You will find a lot of controversy about p/p and if it really exists. But I think the controversy is what should it be called and is it on a spectrum with something else or is it a separate thing. There is really no denying that something is happening with these kids, and there is absolutely no denying that treating them for p/p has dramatic results that are not seen with similar treatment in kids with similar symptoms when encephalitis is not at play. So I would encourage you to not get bogged down in the controversy ... take a look and see if your kid fits and if so, post back and we can help you get to the right medical person to pursue it with. Some of these kids (mine included) live in a chronic smoldering flare for years bc doctors don't yet connect the dots very quickly ... but like I said, with eating restriction and school refusal/panic the way you have described, it seems like maybe watching two hours of video if you can fit it in will be useful to help you decide if you should look at p/p further or not.

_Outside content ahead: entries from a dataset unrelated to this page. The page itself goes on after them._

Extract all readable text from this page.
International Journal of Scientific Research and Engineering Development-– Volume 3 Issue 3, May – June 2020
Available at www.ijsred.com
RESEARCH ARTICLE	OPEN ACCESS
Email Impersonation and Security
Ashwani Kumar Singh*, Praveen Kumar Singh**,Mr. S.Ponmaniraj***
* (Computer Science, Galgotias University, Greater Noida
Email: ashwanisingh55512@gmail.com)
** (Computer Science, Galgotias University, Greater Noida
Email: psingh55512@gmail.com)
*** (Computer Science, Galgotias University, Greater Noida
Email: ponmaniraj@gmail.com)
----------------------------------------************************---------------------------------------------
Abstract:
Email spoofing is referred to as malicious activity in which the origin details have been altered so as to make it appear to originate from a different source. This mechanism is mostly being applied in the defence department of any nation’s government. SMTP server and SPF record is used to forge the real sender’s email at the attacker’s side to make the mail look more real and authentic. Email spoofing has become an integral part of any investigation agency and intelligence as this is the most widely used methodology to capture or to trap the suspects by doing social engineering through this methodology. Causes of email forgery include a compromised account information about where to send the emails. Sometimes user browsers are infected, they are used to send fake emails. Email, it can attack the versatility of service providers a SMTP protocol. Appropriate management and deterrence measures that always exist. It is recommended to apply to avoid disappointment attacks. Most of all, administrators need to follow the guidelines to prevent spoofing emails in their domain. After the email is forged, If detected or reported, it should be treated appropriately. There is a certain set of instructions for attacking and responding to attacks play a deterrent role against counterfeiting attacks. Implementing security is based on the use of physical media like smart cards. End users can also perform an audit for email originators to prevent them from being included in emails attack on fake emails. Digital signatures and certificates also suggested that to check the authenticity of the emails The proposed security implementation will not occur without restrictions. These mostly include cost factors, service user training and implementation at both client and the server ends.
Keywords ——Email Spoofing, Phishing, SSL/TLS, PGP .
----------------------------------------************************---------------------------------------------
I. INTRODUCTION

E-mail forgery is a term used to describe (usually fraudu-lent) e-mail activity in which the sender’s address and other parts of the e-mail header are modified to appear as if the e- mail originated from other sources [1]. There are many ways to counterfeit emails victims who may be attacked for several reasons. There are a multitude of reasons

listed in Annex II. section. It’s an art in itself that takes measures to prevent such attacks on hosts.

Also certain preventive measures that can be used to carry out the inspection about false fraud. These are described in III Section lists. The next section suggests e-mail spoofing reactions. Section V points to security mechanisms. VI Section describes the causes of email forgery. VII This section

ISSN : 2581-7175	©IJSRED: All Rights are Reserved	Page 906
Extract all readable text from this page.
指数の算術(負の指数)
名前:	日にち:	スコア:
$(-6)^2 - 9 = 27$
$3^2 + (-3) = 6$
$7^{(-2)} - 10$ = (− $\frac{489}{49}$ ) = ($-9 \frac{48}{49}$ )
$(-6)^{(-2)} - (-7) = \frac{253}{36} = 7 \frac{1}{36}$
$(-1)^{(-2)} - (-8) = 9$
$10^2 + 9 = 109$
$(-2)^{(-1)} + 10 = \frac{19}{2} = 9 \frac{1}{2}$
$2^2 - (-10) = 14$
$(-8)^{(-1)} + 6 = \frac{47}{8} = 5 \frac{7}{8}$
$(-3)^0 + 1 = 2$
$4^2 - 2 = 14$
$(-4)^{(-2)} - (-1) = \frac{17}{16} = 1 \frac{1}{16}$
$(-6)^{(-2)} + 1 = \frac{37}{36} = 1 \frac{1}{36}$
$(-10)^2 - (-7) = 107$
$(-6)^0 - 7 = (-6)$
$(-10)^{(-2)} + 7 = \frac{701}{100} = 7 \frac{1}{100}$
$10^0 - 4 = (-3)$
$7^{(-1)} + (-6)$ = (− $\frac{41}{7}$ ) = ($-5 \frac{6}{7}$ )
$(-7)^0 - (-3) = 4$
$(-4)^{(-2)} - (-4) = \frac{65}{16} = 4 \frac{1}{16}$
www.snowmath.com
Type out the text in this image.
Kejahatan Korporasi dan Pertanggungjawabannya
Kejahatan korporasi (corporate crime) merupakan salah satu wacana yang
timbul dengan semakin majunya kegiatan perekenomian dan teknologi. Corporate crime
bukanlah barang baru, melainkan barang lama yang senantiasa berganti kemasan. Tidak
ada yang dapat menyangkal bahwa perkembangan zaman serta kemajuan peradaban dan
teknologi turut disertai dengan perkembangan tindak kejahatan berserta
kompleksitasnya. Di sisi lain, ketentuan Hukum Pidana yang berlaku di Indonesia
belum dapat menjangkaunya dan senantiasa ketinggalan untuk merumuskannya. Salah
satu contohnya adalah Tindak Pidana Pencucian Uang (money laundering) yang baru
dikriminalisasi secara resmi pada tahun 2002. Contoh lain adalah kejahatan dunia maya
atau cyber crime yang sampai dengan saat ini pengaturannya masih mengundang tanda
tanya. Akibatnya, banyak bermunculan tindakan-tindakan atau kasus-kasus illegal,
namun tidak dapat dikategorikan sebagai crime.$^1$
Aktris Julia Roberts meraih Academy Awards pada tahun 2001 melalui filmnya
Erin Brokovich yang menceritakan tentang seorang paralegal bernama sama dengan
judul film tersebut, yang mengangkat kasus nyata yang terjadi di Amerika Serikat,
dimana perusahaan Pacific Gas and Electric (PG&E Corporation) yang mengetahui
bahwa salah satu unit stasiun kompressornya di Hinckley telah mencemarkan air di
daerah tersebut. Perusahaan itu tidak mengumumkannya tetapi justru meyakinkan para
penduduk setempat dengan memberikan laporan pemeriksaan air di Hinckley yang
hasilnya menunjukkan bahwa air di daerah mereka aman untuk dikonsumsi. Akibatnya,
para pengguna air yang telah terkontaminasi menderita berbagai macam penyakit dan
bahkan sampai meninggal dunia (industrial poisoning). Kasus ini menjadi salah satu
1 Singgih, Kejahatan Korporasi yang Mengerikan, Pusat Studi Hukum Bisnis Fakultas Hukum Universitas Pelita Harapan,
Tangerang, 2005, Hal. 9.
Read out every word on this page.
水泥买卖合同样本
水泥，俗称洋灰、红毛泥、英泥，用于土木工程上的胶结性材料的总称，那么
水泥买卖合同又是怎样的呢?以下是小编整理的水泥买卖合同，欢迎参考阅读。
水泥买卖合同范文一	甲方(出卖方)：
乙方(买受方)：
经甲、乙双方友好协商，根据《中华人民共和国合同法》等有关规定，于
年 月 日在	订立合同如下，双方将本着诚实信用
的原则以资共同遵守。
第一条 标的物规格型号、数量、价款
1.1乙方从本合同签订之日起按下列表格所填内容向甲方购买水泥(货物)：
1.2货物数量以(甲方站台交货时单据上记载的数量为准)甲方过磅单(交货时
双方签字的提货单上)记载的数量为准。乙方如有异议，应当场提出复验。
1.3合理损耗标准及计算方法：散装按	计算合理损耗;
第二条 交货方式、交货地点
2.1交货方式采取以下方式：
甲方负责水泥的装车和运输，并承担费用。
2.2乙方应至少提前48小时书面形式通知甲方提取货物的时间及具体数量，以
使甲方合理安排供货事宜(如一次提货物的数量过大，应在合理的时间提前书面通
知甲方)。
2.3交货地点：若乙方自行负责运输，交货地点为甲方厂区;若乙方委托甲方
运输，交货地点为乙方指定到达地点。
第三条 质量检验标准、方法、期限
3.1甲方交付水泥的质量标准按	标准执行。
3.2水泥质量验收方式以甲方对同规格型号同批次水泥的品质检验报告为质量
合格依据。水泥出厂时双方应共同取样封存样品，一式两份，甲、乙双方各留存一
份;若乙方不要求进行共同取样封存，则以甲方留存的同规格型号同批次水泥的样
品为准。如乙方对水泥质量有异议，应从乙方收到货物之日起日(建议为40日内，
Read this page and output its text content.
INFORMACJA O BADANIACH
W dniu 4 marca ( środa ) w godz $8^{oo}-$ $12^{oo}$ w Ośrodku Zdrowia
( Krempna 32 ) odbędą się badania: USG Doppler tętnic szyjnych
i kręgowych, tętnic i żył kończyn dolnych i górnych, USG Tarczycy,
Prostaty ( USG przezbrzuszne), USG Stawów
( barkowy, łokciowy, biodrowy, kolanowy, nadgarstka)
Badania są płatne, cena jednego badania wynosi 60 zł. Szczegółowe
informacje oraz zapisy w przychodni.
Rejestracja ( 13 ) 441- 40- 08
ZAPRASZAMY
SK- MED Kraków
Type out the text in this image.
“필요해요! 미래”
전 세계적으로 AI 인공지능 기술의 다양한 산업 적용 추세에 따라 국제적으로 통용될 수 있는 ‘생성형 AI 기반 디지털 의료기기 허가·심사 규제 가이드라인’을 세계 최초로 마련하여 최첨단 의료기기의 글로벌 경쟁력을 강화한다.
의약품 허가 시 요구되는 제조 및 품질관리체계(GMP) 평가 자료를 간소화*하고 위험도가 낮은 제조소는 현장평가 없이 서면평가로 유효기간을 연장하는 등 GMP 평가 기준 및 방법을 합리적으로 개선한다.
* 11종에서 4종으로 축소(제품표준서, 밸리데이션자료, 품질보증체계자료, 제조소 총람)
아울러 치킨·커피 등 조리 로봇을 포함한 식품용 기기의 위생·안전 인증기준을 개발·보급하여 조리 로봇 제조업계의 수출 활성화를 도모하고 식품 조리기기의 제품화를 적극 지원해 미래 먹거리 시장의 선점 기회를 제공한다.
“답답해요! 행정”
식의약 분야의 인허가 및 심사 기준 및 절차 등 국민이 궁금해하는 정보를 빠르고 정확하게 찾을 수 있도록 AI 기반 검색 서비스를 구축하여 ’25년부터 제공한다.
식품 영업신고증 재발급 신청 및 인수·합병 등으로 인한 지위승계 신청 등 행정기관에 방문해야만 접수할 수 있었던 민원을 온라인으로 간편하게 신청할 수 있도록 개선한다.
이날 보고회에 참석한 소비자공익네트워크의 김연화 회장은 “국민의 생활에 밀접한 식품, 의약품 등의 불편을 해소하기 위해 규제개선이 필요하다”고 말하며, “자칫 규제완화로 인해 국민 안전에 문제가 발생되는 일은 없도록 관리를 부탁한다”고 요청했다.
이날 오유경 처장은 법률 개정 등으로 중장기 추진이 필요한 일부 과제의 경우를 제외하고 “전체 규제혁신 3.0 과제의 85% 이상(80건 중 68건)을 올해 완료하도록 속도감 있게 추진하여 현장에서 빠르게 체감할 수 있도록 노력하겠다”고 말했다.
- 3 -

Wishing you well!! Also, I have to run so not going to proof this very well. ... sorry.
editing to add: just realized you are UK -- there will be 2019 UK talks by Swede on youtube and you guys have a big push right now to educate doctors on p/p ... but to be honest I'd still look at the videos I put up top .. but if you think p/p a maybe for you, you have at least a couple of doctors who are really keen to pick up the p/p ball and start treating it in the UK.